Feds saw more cyberattacks but better detection last year, FISMA report says
11 major incidents were reported by agencies in FY2023.
Federal agencies saw a nearly 10% increase in cyberattacks targeting their systems last year, but they’ve also been able to augment their detection and categorization of the digital incursions, according to a report issued to Congress last week.
The fiscal year 2023 readout from the Office of Management and Budget, which oversees the Federal Information Security Modernization Act, says federal agencies reported 32,211 cyber incidents to the Cybersecurity and Infrastructure Security Agency, versus 29,319 incidents in the prior year period.
The most notable rise was observed in attrition attacks — brute force methods aimed at compromising systems — which surged from 197 incidents in FY22 to 1,147 in FY23. Email phishing attacks also saw a major increase, more than doubling from 3,011 to 6,198 incidents, reflecting an already observed prevalence of deceptive tactics that can help hackers infiltrate government networks.
The observed increase in attacks is partly linked to agencies’ improvements in detection capabilities, which involved “additional automation and training, and changes in event and incident tracking methodologies,” the FISMA paper said.
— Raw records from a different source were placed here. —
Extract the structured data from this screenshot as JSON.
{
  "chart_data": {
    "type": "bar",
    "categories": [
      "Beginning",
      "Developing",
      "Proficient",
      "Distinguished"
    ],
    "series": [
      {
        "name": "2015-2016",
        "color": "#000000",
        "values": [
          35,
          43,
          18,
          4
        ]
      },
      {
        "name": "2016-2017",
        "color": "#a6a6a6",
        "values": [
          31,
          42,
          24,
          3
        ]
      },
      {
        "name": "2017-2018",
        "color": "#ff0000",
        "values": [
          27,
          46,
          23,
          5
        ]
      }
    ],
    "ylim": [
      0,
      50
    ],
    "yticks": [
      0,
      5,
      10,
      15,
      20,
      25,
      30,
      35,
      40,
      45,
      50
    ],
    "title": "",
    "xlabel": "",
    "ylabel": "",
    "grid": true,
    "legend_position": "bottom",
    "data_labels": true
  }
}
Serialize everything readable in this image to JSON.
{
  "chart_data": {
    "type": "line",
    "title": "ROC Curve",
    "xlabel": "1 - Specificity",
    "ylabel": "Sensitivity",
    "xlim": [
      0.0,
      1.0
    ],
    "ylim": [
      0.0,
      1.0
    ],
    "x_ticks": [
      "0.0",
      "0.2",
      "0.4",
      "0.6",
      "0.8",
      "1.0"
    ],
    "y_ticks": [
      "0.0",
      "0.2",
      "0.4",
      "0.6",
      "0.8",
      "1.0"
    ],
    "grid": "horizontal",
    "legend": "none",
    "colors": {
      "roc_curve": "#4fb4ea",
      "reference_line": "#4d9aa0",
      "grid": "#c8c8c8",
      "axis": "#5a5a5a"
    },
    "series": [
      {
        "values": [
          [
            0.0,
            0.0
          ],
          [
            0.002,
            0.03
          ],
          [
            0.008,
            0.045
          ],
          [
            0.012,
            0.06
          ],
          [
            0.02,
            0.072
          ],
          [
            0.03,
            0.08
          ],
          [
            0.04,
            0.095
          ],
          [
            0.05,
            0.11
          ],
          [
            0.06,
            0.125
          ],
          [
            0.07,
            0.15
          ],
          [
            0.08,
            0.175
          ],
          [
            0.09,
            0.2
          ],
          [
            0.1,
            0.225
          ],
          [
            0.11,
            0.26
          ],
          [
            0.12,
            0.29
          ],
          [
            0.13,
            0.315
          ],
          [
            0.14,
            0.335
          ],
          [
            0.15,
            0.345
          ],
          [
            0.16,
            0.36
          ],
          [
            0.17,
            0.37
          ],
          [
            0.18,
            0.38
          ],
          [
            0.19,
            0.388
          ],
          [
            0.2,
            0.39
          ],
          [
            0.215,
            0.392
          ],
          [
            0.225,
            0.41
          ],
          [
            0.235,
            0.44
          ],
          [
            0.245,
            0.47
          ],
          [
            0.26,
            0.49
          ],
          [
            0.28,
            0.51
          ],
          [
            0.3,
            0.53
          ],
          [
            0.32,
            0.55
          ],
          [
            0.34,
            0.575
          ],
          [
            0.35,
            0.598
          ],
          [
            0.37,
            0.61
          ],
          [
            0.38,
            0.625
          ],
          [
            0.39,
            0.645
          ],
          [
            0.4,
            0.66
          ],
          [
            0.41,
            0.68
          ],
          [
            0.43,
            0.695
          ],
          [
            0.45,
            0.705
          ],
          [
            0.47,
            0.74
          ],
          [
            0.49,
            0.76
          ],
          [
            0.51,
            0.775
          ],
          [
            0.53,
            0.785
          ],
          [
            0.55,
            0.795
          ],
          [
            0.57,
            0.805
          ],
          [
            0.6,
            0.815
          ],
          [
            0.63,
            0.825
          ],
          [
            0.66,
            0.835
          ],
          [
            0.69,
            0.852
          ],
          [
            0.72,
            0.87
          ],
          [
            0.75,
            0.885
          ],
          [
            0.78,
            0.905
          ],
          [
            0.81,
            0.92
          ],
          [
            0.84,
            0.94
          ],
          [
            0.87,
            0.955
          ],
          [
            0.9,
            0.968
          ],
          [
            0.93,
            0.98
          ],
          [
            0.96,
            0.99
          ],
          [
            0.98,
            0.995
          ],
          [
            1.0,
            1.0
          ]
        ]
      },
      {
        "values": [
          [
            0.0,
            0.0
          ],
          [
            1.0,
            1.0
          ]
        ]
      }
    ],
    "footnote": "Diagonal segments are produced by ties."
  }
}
But 30 additional incidents in 2023 were rated as “Medium” risk, defined by CISA’s National Cyber Incident Scoring System as those that “may affect public health or safety, national security, economic security, foreign relations, civil liberties, or public confidence,” says the report.
Eleven of those cyberattacks were categorized as “major” incidents, as defined by a December 2023 federal information security memorandum. The Departments of Health and Human Services, Treasury and Justice were among the agencies falling under that category, facing attacks that compromised personal data-containing records and certain administrative systems that managed funding.
Civilian agencies have faced myriad cyber threats over the past year. They could be in line for a 10% increase in cybersecurity funds under the White House’s 2025 budget request, though the final number may change as Congress reconciles budget talks in the coming months.